Jo se metió en la cama intentando mantenerse a cierta distancia de ella. Después, apagó la luz.
—Jo.
—Creía que dormías.
—Tengo que decirte una cosa.
—¿Qué?
—Tengo frío.
—¿Quieres los calcetines?
—¿No puedes acercarte un poco?
—No.
—Entonces me acerco yo.
De repente, Jo notó el cuerpo de Mia más cerca de lo que le parecía conveniente. Incluso le apartó el brazo para poder apoyar la cabeza en su hombro.
—Así está mejor —ronroneó Mia.
Jo tragó saliva.
—Jo.
—¿Sí?
—¿Cómo es que tocas tan bien la guitarra?
—La toco desde los seis años. Adoro la música.
—¡Genial! No me lo habría imaginado nunca.
—Gracias.
—Hoy me has sorprendido. —El aliento de Mia le acariciaba suavemente el hombro—. ¿Hay algo más que deba saber de ti?
—Eh…, no.
—O sea que solo eres un chico que hizo prácticas en un banco y que toca superbién la guitarra —resumió.
Jo titubeó un momento.
—Más o menos —dijo finalmente.
—De acuerdo. —Mia pareció darse por satisfecha con la respuesta.
—Buenas noches, Mia.
Se le arrimó un poco más aún.
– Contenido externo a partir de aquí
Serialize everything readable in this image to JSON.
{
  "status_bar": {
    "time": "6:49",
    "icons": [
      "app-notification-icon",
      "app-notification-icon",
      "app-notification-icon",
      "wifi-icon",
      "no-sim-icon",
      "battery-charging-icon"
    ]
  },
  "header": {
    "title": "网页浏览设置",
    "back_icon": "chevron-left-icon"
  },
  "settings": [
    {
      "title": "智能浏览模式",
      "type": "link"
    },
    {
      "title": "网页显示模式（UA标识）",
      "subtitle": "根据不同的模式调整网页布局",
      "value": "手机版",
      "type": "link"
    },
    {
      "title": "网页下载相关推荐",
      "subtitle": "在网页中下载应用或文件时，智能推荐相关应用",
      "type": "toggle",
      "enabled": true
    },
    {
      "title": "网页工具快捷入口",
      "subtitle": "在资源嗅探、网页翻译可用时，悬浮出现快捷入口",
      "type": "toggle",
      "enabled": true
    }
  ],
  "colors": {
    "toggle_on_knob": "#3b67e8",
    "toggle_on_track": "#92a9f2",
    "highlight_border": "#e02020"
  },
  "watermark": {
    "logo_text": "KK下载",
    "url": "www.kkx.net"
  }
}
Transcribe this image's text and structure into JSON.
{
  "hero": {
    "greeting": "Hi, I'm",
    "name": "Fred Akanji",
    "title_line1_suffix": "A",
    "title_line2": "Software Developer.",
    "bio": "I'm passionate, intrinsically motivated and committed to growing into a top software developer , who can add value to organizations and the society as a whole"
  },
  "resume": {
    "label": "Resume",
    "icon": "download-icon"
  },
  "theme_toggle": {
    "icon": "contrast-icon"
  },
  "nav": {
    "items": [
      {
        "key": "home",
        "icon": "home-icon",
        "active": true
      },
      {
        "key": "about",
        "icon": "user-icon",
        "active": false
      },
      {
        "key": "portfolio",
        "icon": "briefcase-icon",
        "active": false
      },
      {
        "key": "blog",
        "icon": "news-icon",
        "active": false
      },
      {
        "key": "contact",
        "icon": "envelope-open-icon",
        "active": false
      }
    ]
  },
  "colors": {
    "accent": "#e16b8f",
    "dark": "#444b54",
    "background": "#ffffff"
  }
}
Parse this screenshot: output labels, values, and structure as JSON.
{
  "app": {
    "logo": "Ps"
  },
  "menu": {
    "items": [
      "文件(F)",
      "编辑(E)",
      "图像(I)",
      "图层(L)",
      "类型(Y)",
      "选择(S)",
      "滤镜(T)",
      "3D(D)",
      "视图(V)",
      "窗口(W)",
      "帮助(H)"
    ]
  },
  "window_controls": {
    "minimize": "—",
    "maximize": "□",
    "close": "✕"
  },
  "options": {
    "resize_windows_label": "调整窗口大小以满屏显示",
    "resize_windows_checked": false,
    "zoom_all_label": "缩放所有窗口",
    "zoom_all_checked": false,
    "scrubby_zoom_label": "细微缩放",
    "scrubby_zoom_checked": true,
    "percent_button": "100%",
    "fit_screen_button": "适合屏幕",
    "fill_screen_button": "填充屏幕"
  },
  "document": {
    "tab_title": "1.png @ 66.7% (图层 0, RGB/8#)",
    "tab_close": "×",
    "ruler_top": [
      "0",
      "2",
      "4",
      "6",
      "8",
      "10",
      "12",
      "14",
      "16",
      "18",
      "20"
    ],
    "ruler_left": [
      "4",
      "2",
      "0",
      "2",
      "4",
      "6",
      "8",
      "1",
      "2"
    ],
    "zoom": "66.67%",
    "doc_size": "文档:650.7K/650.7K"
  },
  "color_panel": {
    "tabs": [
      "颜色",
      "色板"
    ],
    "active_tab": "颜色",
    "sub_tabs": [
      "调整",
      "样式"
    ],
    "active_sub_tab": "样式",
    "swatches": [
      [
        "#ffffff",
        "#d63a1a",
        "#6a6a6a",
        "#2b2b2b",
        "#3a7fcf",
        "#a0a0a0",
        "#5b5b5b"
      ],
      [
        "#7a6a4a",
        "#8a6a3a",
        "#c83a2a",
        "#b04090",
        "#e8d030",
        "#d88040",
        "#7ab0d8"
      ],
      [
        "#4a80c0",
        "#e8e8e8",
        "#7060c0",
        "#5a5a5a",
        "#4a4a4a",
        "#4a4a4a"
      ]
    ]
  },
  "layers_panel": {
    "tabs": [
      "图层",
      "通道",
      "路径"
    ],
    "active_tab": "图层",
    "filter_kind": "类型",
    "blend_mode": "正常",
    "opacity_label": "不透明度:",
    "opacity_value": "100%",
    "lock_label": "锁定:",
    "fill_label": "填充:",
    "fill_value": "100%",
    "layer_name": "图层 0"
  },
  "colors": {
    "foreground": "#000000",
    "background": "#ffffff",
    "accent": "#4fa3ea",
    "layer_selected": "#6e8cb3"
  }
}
Hubo un silencio, hasta que Mia retomó la palabra.
—Jo.
—¿Y ahora qué pasa?
—Creo que estoy borracha.
—Yo también lo creo.
—Y por eso voy a decirte una cosa muy importante.
—¿No puedes esperar a mañana?
—No. —De repente, Mia le rodeó el pecho con el brazo—. Mañana estaré sobria y no me atreveré.
—¿Y qué es eso tan importante que solo puedes decir si estás borracha?
—Yo… yo… —balbuceó, como si intentara armarse de valor—. Bueno, yo… eh… me he enamorado un poquito de ti. ¿No es gracioso?
Mia soltó una risita, respiró hondo y se durmió.
—A mí no me lo parece —murmuró Jo, y hundió la cara en el pelo de Mia.
Yo también me he enamorado de ti, añadió mentalmente. Y no solo un poquito, sino hasta el fondo.
Y eso le desbarataba todos los planes.